On Fri, Mar 1, 2013 at 5:34 PM, Parth Jagirdar
<parth.jagir...@citrix.com> wrote:
> All,
>
> API throttling number can be set to anything at this point.
>
> Suggestions here is to have this number set to a value that is "greater than" 
> number of API that can be fired by any potential action on UI.
>
> Minimum API for throttling that can be set  <  Number of API's Any action can 
> fire in unit time.
> (unit time is 1 second)
>
>
> That said say action X fires 10 API in 2 seconds than having 10 as min number 
> is safe. Or even 8 if we have decent idea of intervals  they get fired at..

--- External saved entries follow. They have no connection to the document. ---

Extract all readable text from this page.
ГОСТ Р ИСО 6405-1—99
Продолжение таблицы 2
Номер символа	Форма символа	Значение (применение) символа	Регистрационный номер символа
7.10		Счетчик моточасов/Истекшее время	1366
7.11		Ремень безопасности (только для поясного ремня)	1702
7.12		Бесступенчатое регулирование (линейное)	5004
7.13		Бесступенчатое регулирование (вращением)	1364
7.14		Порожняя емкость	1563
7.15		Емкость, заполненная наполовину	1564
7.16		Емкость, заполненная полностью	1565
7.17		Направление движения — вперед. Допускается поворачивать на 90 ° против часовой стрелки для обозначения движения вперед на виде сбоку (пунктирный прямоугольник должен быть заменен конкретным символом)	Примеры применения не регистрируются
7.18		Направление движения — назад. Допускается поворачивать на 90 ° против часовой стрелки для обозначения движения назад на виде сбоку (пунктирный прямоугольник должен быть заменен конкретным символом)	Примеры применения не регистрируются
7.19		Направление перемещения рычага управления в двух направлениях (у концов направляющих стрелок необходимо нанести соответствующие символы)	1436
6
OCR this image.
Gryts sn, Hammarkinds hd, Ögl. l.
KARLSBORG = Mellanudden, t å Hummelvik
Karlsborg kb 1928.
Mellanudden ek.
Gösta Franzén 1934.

> But for action Y that fires 20 in 2 seconds with 15 in first seconds than 15 
> as min number is required to avoid undesirable effects
>
>
> Real life example,
>
> Login as user (not admin; throttling doesn't apply to Admin) fires about 8 in 
> total. (in less than a second which is the unit we are using in API 
> throttling)
>
> Now if this number is set to anything less than this will have unpleasant 
> effect on UI.
>
> Including unwanted error (HTML 429) and partial UI screen rendering.
>
>
> So to hardcode numbers or just document and leave on admins to exercise 
> cautions or ...  .. Please provide your suggestions /inputs.
>
> Track it here:  https://issues.apache.org/jira/browse/CLOUDSTACK-1483
>
>
> Thanks,
> ...Parth
>

IMO - people should not be surprised when they upgrade to a new
feature release.
The default should be no throttling.
We also have to remember that there are other things besides the UI
that interact with the API. If I were to use Cloudcat  or
knife-cloudstack and provision n-number of nodes, I suspect I'd
rapidly find myself throttled/blacklisted. Any sane default that's
remotely useful for most folks will be awful for high-end
sophisticated users. Adding new functionality that breaks things by
default for folks is just a bad idea.